Esses dias eu estava assistindo a um anime com elementos parecidos (romance, ensino médio, comédia, adolescentes etc), mas não estava curtindo tanto. Foi aí que percebi a grande sacada de Chuunibyou, o diferencial em relação aos diversos animes de comédia com romance colegial – a maneira como a síndrome torna os personagens únicos. Convenhamos, a maioria dos adolescentes dessa geração são chatos e previsíveis, só querem saber de namorar e ter uma vida social comum. Uma animação com personagens assim não me atrai (eu sou fã de realismo em animações, mas não é pra tanto também, né).

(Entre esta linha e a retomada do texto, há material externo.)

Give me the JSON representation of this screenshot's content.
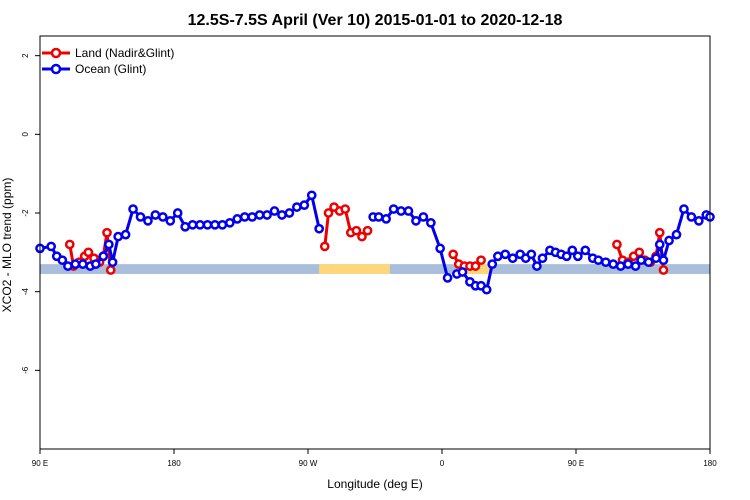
{
  "chart_data": {
    "type": "line",
    "title": "12.5S-7.5S April (Ver 10)   2015-01-01 to 2020-12-18",
    "xlabel": "Longitude (deg E)",
    "ylabel": "XCO2 - MLO trend (ppm)",
    "xlim": [
      90,
      450
    ],
    "ylim": [
      -8,
      2.5
    ],
    "x_ticks": [
      {
        "value": 90,
        "label": "90 E"
      },
      {
        "value": 162,
        "label": "180"
      },
      {
        "value": 234,
        "label": "90 W"
      },
      {
        "value": 306,
        "label": "0"
      },
      {
        "value": 378,
        "label": "90 E"
      },
      {
        "value": 450,
        "label": "180"
      }
    ],
    "y_ticks": [
      {
        "value": 2,
        "label": "2"
      },
      {
        "value": 0,
        "label": "0"
      },
      {
        "value": -2,
        "label": "-2"
      },
      {
        "value": -4,
        "label": "-4"
      },
      {
        "value": -6,
        "label": "-6"
      }
    ],
    "legend_position": "top-left",
    "band": {
      "y_range": [
        -3.55,
        -3.3
      ],
      "color": "#a8bedb",
      "highlight_color": "#ffd77a",
      "highlight_x": [
        [
          240,
          246.5
        ],
        [
          246.5,
          273.5
        ],
        [
          273.5,
          278
        ],
        [
          317,
          320
        ],
        [
          320,
          330
        ],
        [
          330,
          333
        ]
      ]
    },
    "series": [
      {
        "name": "Land (Nadir&Glint)",
        "color": "#ee0000",
        "segments": [
          [
            [
              106,
              -2.8
            ],
            [
              108,
              -3.35
            ],
            [
              111,
              -3.25
            ],
            [
              114,
              -3.1
            ],
            [
              116,
              -3.0
            ],
            [
              119,
              -3.15
            ],
            [
              122,
              -3.25
            ],
            [
              124,
              -3.1
            ],
            [
              126,
              -2.5
            ],
            [
              128,
              -3.45
            ]
          ],
          [
            [
              243,
              -2.85
            ],
            [
              245,
              -2.0
            ],
            [
              248,
              -1.85
            ],
            [
              251,
              -1.95
            ],
            [
              254,
              -1.9
            ],
            [
              257,
              -2.5
            ],
            [
              260,
              -2.45
            ],
            [
              263,
              -2.6
            ],
            [
              266,
              -2.45
            ]
          ],
          [
            [
              312,
              -3.05
            ],
            [
              315,
              -3.3
            ],
            [
              318,
              -3.35
            ],
            [
              321,
              -3.35
            ],
            [
              324,
              -3.35
            ],
            [
              327,
              -3.2
            ]
          ],
          [
            [
              400,
              -2.8
            ],
            [
              403,
              -3.2
            ],
            [
              406,
              -3.25
            ],
            [
              409,
              -3.1
            ],
            [
              412,
              -3.0
            ],
            [
              415,
              -3.2
            ],
            [
              418,
              -3.25
            ],
            [
              421,
              -3.1
            ],
            [
              423,
              -2.5
            ],
            [
              425,
              -3.45
            ]
          ]
        ]
      },
      {
        "name": "Ocean (Glint)",
        "color": "#0000ee",
        "segments": [
          [
            [
              90,
              -2.9
            ],
            [
              96,
              -2.85
            ],
            [
              99,
              -3.1
            ],
            [
              102,
              -3.2
            ],
            [
              105,
              -3.35
            ],
            [
              109,
              -3.3
            ],
            [
              113,
              -3.3
            ],
            [
              117,
              -3.35
            ],
            [
              120,
              -3.3
            ],
            [
              124,
              -3.1
            ],
            [
              127,
              -2.8
            ],
            [
              129,
              -3.25
            ],
            [
              132,
              -2.6
            ],
            [
              136,
              -2.55
            ],
            [
              140,
              -1.9
            ],
            [
              144,
              -2.1
            ],
            [
              148,
              -2.2
            ],
            [
              152,
              -2.05
            ],
            [
              156,
              -2.1
            ],
            [
              160,
              -2.2
            ],
            [
              164,
              -2.0
            ],
            [
              168,
              -2.35
            ],
            [
              172,
              -2.3
            ],
            [
              176,
              -2.3
            ],
            [
              180,
              -2.3
            ],
            [
              184,
              -2.3
            ],
            [
              188,
              -2.3
            ],
            [
              192,
              -2.25
            ],
            [
              196,
              -2.15
            ],
            [
              200,
              -2.1
            ],
            [
              204,
              -2.1
            ],
            [
              208,
              -2.05
            ],
            [
              212,
              -2.05
            ],
            [
              216,
              -1.95
            ],
            [
              220,
              -2.05
            ],
            [
              224,
              -2.0
            ],
            [
              228,
              -1.85
            ],
            [
              232,
              -1.8
            ],
            [
              236,
              -1.55
            ],
            [
              240,
              -2.4
            ]
          ],
          [
            [
              269,
              -2.1
            ],
            [
              272,
              -2.1
            ],
            [
              276,
              -2.15
            ],
            [
              280,
              -1.9
            ],
            [
              284,
              -1.95
            ],
            [
              288,
              -1.95
            ],
            [
              292,
              -2.2
            ],
            [
              296,
              -2.1
            ],
            [
              300,
              -2.25
            ],
            [
              305,
              -2.9
            ],
            [
              309,
              -3.65
            ]
          ],
          [
            [
              314,
              -3.55
            ],
            [
              317,
              -3.5
            ],
            [
              321,
              -3.75
            ],
            [
              324,
              -3.85
            ],
            [
              327,
              -3.85
            ],
            [
              330,
              -3.95
            ],
            [
              333,
              -3.3
            ],
            [
              336,
              -3.1
            ],
            [
              340,
              -3.05
            ],
            [
              344,
              -3.15
            ],
            [
              348,
              -3.05
            ],
            [
              351,
              -3.15
            ],
            [
              354,
              -3.05
            ],
            [
              357,
              -3.35
            ],
            [
              360,
              -3.15
            ],
            [
              364,
              -2.95
            ],
            [
              367,
              -3.0
            ],
            [
              370,
              -3.05
            ],
            [
              373,
              -3.1
            ],
            [
              376,
              -2.95
            ],
            [
              379,
              -3.1
            ],
            [
              383,
              -2.95
            ],
            [
              387,
              -3.15
            ],
            [
              390,
              -3.2
            ],
            [
              394,
              -3.25
            ],
            [
              398,
              -3.3
            ],
            [
              402,
              -3.35
            ],
            [
              406,
              -3.3
            ],
            [
              410,
              -3.35
            ],
            [
              413,
              -3.2
            ],
            [
              417,
              -3.25
            ],
            [
              421,
              -3.15
            ],
            [
              423,
              -2.8
            ],
            [
              425,
              -3.2
            ],
            [
              428,
              -2.7
            ],
            [
              432,
              -2.55
            ],
            [
              436,
              -1.9
            ],
            [
              440,
              -2.1
            ],
            [
              444,
              -2.2
            ],
            [
              448,
              -2.05
            ],
            [
              450,
              -2.1
            ]
          ]
        ]
      }
    ]
  }
}
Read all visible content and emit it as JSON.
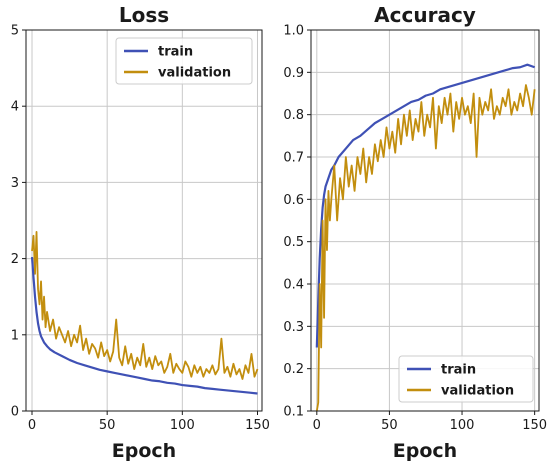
{
  "colors": {
    "train": "#3f51b5",
    "validation": "#c28e0e"
  },
  "chart_data": [
    {
      "type": "line",
      "title": "Loss",
      "xlabel": "Epoch",
      "ylabel": "",
      "xlim": [
        -4,
        153
      ],
      "ylim": [
        0,
        5
      ],
      "xticks": [
        0,
        50,
        100,
        150
      ],
      "yticks": [
        0,
        1,
        2,
        3,
        4,
        5
      ],
      "grid": true,
      "legend": "top-right",
      "series": [
        {
          "name": "train",
          "color": "#3f51b5",
          "x": [
            0,
            1,
            2,
            3,
            4,
            5,
            6,
            8,
            10,
            12,
            15,
            20,
            25,
            30,
            35,
            40,
            45,
            50,
            55,
            60,
            65,
            70,
            75,
            80,
            85,
            90,
            95,
            100,
            105,
            110,
            115,
            120,
            125,
            130,
            135,
            140,
            145,
            150
          ],
          "values": [
            2.02,
            1.75,
            1.5,
            1.3,
            1.15,
            1.05,
            0.98,
            0.9,
            0.85,
            0.81,
            0.77,
            0.72,
            0.67,
            0.63,
            0.6,
            0.57,
            0.54,
            0.52,
            0.5,
            0.48,
            0.46,
            0.44,
            0.42,
            0.4,
            0.39,
            0.37,
            0.36,
            0.34,
            0.33,
            0.32,
            0.3,
            0.29,
            0.28,
            0.27,
            0.26,
            0.25,
            0.24,
            0.23
          ]
        },
        {
          "name": "validation",
          "color": "#c28e0e",
          "x": [
            0,
            1,
            2,
            3,
            4,
            5,
            6,
            7,
            8,
            9,
            10,
            12,
            14,
            16,
            18,
            20,
            22,
            24,
            26,
            28,
            30,
            32,
            34,
            36,
            38,
            40,
            42,
            44,
            46,
            48,
            50,
            52,
            54,
            56,
            58,
            60,
            62,
            64,
            66,
            68,
            70,
            72,
            74,
            76,
            78,
            80,
            82,
            84,
            86,
            88,
            90,
            92,
            94,
            96,
            98,
            100,
            102,
            104,
            106,
            108,
            110,
            112,
            114,
            116,
            118,
            120,
            122,
            124,
            126,
            128,
            130,
            132,
            134,
            136,
            138,
            140,
            142,
            144,
            146,
            148,
            150
          ],
          "values": [
            2.1,
            2.3,
            1.8,
            2.35,
            1.6,
            1.4,
            1.7,
            1.2,
            1.5,
            1.1,
            1.3,
            1.05,
            1.2,
            0.95,
            1.1,
            1.0,
            0.9,
            1.05,
            0.85,
            1.0,
            0.9,
            1.12,
            0.8,
            0.95,
            0.75,
            0.88,
            0.82,
            0.7,
            0.9,
            0.72,
            0.8,
            0.65,
            0.78,
            1.2,
            0.7,
            0.6,
            0.85,
            0.62,
            0.75,
            0.55,
            0.7,
            0.6,
            0.88,
            0.58,
            0.7,
            0.55,
            0.72,
            0.6,
            0.65,
            0.5,
            0.58,
            0.75,
            0.5,
            0.62,
            0.55,
            0.5,
            0.65,
            0.58,
            0.45,
            0.6,
            0.5,
            0.58,
            0.45,
            0.55,
            0.5,
            0.6,
            0.48,
            0.55,
            0.95,
            0.5,
            0.58,
            0.45,
            0.62,
            0.48,
            0.55,
            0.42,
            0.6,
            0.5,
            0.75,
            0.45,
            0.55
          ]
        }
      ]
    },
    {
      "type": "line",
      "title": "Accuracy",
      "xlabel": "Epoch",
      "ylabel": "",
      "xlim": [
        -4,
        153
      ],
      "ylim": [
        0.1,
        1.0
      ],
      "xticks": [
        0,
        50,
        100,
        150
      ],
      "yticks": [
        0.1,
        0.2,
        0.3,
        0.4,
        0.5,
        0.6,
        0.7,
        0.8,
        0.9,
        1.0
      ],
      "grid": true,
      "legend": "bottom-right",
      "series": [
        {
          "name": "train",
          "color": "#3f51b5",
          "x": [
            0,
            1,
            2,
            3,
            4,
            5,
            6,
            8,
            10,
            12,
            15,
            20,
            25,
            30,
            35,
            40,
            45,
            50,
            55,
            60,
            65,
            70,
            75,
            80,
            85,
            90,
            95,
            100,
            105,
            110,
            115,
            120,
            125,
            130,
            135,
            140,
            145,
            150
          ],
          "values": [
            0.25,
            0.36,
            0.46,
            0.53,
            0.58,
            0.61,
            0.63,
            0.65,
            0.67,
            0.68,
            0.7,
            0.72,
            0.74,
            0.75,
            0.765,
            0.78,
            0.79,
            0.8,
            0.81,
            0.82,
            0.83,
            0.835,
            0.845,
            0.85,
            0.86,
            0.865,
            0.87,
            0.875,
            0.88,
            0.885,
            0.89,
            0.895,
            0.9,
            0.905,
            0.91,
            0.912,
            0.918,
            0.912
          ]
        },
        {
          "name": "validation",
          "color": "#c28e0e",
          "x": [
            0,
            1,
            2,
            3,
            4,
            5,
            6,
            7,
            8,
            9,
            10,
            12,
            14,
            16,
            18,
            20,
            22,
            24,
            26,
            28,
            30,
            32,
            34,
            36,
            38,
            40,
            42,
            44,
            46,
            48,
            50,
            52,
            54,
            56,
            58,
            60,
            62,
            64,
            66,
            68,
            70,
            72,
            74,
            76,
            78,
            80,
            82,
            84,
            86,
            88,
            90,
            92,
            94,
            96,
            98,
            100,
            102,
            104,
            106,
            108,
            110,
            112,
            114,
            116,
            118,
            120,
            122,
            124,
            126,
            128,
            130,
            132,
            134,
            136,
            138,
            140,
            142,
            144,
            146,
            148,
            150
          ],
          "values": [
            0.1,
            0.12,
            0.4,
            0.25,
            0.55,
            0.32,
            0.6,
            0.48,
            0.62,
            0.55,
            0.6,
            0.68,
            0.55,
            0.65,
            0.6,
            0.7,
            0.63,
            0.68,
            0.62,
            0.7,
            0.66,
            0.72,
            0.64,
            0.7,
            0.66,
            0.73,
            0.69,
            0.74,
            0.7,
            0.77,
            0.72,
            0.76,
            0.71,
            0.79,
            0.73,
            0.8,
            0.75,
            0.81,
            0.74,
            0.79,
            0.76,
            0.83,
            0.75,
            0.8,
            0.77,
            0.84,
            0.72,
            0.82,
            0.78,
            0.84,
            0.8,
            0.85,
            0.76,
            0.83,
            0.79,
            0.84,
            0.8,
            0.82,
            0.78,
            0.85,
            0.7,
            0.84,
            0.8,
            0.83,
            0.81,
            0.86,
            0.79,
            0.82,
            0.8,
            0.84,
            0.82,
            0.86,
            0.8,
            0.83,
            0.81,
            0.85,
            0.82,
            0.87,
            0.84,
            0.8,
            0.86
          ]
        }
      ]
    }
  ]
}
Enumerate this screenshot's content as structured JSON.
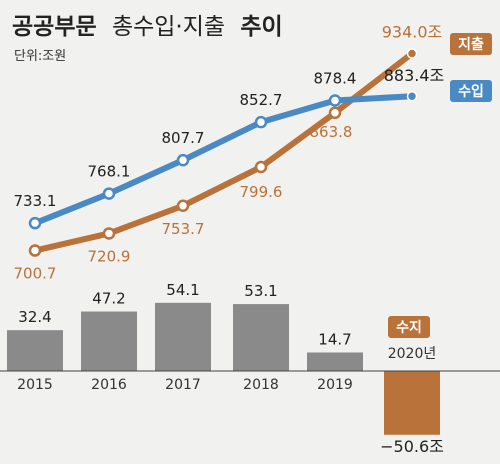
{
  "title": {
    "part1": "공공부문",
    "part2": "총수입·지출",
    "part3": "추이"
  },
  "unit_label": "단위:조원",
  "chart_data": [
    {
      "type": "line",
      "categories": [
        "2015",
        "2016",
        "2017",
        "2018",
        "2019",
        "2020년"
      ],
      "series": [
        {
          "name": "수입",
          "values": [
            733.1,
            768.1,
            807.7,
            852.7,
            878.4,
            883.4
          ],
          "labels": [
            "733.1",
            "768.1",
            "807.7",
            "852.7",
            "878.4",
            "883.4조"
          ],
          "color": "#4a8ac4"
        },
        {
          "name": "지출",
          "values": [
            700.7,
            720.9,
            753.7,
            799.6,
            863.8,
            934.0
          ],
          "labels": [
            "700.7",
            "720.9",
            "753.7",
            "799.6",
            "863.8",
            "934.0조"
          ],
          "color": "#b8723a"
        }
      ],
      "ylim": [
        680,
        950
      ]
    },
    {
      "type": "bar",
      "name": "수지",
      "categories": [
        "2015",
        "2016",
        "2017",
        "2018",
        "2019",
        "2020년"
      ],
      "values": [
        32.4,
        47.2,
        54.1,
        53.1,
        14.7,
        -50.6
      ],
      "labels": [
        "32.4",
        "47.2",
        "54.1",
        "53.1",
        "14.7",
        "−50.6조"
      ],
      "colors": {
        "positive": "#8a8a8a",
        "negative": "#b8723a"
      },
      "ylim": [
        -60,
        60
      ]
    }
  ],
  "colors": {
    "background": "#f1f1ef",
    "text": "#222222",
    "axis": "#444444"
  }
}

Agora se você adiciona à equação essa síndrome à vida mundana de adolescentes, as situações ficam muito mais interessantes. Um simples romance se torna singular, devido à inabilidade da garota de lidar devidamente com a realidade. Uma relação de amor e ódio entre duas meninas em que uma acusa a outra de ser uma maga falsa só pode existir graças à síndrome. O sonho de uma moça de criar um "clube do cochilo" só pode ser realizado porque seus maiores amigos sofrem ou sofreram de chuunibyou... O maior mérito dessa série certamente é a fantástica interação entre os personagens.


Não há dúvidas de que um slice of life é mais impactante quando ele remete fielmente à vida real, como é o caso de diversos dos animes do World Masterpiece Theater que eu escrevi sobre aqui no blog, mas isso não invalida a existência destes que tomam algumas liberdades comédicas como é o caso de Chuunibyou, o qual mesmo assim não foge muito de uma realidade aceitável da vida no ensino médio. O foco principal é no lazer e no romance que os jovens procuram durante essa fase de suas vidas cuja maior preocupação deveria ser os estudos.

Eu li muitas críticas negativas sobre a segunda temporada, nas quais a maioria reclama da ausência de história. Parece que o pessoal não percebe que o anime em questão é do gênero slice of life, então não há necessidade de criar novamente um drama que gire o enredo como foi na primeira temporada. O foco aqui é o desenvolvimento do romance Yuuta & Rikka e as situações que vivem diariamente, sozinhos e juntos de suas amizades. A relação da Dekomori com a Nibutani também é explorada e expandida consideravelmente, com um episódio lindo que mostra a importância de uma para a outra. Poxa, essa temporada tem até uma competição de cochilo da Sociedade Oriental de Magia e Cochilo de Verão contra um clube de outra escola! Não tem como não amar isso!

Graças a essa temporada pudemos rir por mais 13 episódios com esse grupo
e as mais variadas situações.

Muitos ainda reclamam da lentidão com que o relacionamento do Yuuta com a Rikka progride, querendo que eles se beijem logo, mas todos que desejam isso falham em compreender estes personagens, pois não são um casal comum daqueles que você encontra todo dia na rua. O chuunibyou da menina é uma forte barreira entre os dois, que a impede de se expressar adequadamente, mas mesmo assim o Yuuta não tenta forçar ou apressar as coisas, diferente do que muitos “caras normais” fariam, pois ele a ama e compreende as dificuldades dela.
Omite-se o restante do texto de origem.